There were not many fresh additional economic signals out last week to work with, but with the better-than-hoped for April employment report driving stock markets higher, less might actually be better, since rising equity prices often drag interest rates upward with them.
That was much the case last week, as popular market indicators like the Dow Jones Industrial Index posted new record highs. Given the optimism already expressed here, it does make one wonder what will happen when the economy really begins to fire on all cylinders.

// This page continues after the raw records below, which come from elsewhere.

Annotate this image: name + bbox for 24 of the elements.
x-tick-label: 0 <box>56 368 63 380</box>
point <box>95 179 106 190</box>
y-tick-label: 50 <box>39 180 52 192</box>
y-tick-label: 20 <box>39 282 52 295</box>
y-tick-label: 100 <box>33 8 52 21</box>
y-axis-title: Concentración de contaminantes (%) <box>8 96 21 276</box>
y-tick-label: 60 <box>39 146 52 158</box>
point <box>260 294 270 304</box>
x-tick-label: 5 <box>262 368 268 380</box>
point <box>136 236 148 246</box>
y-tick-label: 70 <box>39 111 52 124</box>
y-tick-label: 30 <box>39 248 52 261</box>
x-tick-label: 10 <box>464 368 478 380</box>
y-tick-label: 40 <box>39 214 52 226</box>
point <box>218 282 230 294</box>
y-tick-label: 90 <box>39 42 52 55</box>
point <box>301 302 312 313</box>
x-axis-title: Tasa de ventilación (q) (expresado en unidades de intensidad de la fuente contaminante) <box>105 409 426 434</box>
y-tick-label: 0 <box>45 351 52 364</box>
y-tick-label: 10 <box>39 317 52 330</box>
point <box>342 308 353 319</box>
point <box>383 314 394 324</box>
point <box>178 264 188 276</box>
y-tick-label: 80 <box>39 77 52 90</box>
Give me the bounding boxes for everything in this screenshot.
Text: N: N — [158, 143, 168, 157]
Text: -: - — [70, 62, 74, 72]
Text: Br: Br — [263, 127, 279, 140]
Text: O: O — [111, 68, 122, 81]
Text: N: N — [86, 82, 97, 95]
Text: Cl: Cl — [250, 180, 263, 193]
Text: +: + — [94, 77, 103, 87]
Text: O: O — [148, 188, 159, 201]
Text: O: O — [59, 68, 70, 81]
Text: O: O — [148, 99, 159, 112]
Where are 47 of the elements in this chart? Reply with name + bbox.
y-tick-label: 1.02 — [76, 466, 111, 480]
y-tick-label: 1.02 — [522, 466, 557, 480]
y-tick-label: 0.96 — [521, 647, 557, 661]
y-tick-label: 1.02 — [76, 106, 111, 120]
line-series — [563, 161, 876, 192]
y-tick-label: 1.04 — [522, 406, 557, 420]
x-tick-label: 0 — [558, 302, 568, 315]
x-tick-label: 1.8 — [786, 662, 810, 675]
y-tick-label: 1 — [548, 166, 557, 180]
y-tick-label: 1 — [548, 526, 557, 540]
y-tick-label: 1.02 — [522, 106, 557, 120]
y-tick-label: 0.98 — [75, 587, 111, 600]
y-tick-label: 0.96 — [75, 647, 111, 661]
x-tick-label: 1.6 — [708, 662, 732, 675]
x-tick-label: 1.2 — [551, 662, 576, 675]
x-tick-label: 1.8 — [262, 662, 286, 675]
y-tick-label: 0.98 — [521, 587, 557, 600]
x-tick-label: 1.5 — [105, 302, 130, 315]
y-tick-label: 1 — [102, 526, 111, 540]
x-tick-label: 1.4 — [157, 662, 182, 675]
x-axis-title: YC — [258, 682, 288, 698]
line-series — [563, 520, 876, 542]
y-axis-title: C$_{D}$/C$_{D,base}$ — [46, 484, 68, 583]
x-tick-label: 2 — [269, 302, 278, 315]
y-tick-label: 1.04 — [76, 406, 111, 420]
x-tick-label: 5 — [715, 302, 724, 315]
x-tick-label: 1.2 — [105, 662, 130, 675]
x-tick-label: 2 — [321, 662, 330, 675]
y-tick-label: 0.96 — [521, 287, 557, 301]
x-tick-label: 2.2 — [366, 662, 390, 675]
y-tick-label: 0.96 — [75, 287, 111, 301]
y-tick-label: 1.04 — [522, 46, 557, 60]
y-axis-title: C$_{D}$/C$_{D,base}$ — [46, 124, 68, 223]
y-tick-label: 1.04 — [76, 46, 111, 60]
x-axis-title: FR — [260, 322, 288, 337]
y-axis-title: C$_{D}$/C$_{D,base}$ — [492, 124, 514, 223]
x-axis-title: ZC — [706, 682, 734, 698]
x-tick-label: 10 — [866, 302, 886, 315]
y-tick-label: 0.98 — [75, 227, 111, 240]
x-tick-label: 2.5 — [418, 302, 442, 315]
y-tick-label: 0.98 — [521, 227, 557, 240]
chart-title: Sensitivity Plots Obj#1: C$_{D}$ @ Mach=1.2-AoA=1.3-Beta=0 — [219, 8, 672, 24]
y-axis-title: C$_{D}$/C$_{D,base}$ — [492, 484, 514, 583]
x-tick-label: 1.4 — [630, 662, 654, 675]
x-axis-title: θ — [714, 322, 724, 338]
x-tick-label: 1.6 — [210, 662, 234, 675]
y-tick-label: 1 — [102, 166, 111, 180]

Regardless, the chase for returns higher than the puny ones seen on safe-haven Treasuries is a bit of a siren song for cash, and money flowed out of bonds and into stocks last week, lifting mortgage rates. A portion of the late winter-early spring decline in mortgage rates was erased last week, and some more seems likely.
Mortgage rates on the rise
HSH.com’s broad-market mortgage tracker–our weekly Fixed-Rate Mortgage Indicator–found that the overall average rate for 30-year fixed-rate mortgages (conforming, non-conforming and jumbos) rose by seven basis points (0.07 percent) to 3.68 percent, rising from 2013 lows.
Meanwhile, the overall average rate for 15-year fixed-rate mortgages (conforming, non-conforming and jumbos) managed just a five basis point lift (0.05 percent) to 2.91 percent for the week.
FHA-backed 30-year FRMs followed along with a five basis point increase of their own, trekking to an average rate of 3.31 percent, while the most popular ARM–the 5/1 Hybrid–stayed closer to the previous week’s all-time record lows with just a two hundredths of a percentage point (0.02 percent) blip to 2.59 percent for the week.
Higher mortgage rates this week
Mortgage rates moved upward a little last week and seem poised to do so again this week.
While we are presently below the peak for rates so far this year, we won’t retest them this week, but we may wander back there before too long, should the good economic news persist.
Although that may trim the value of a refinance or two, the big picture hasn’t changed or diminished: mortgage rates will remain near record low levels, and if the Fed can be believed, may be becoming easier to get, too.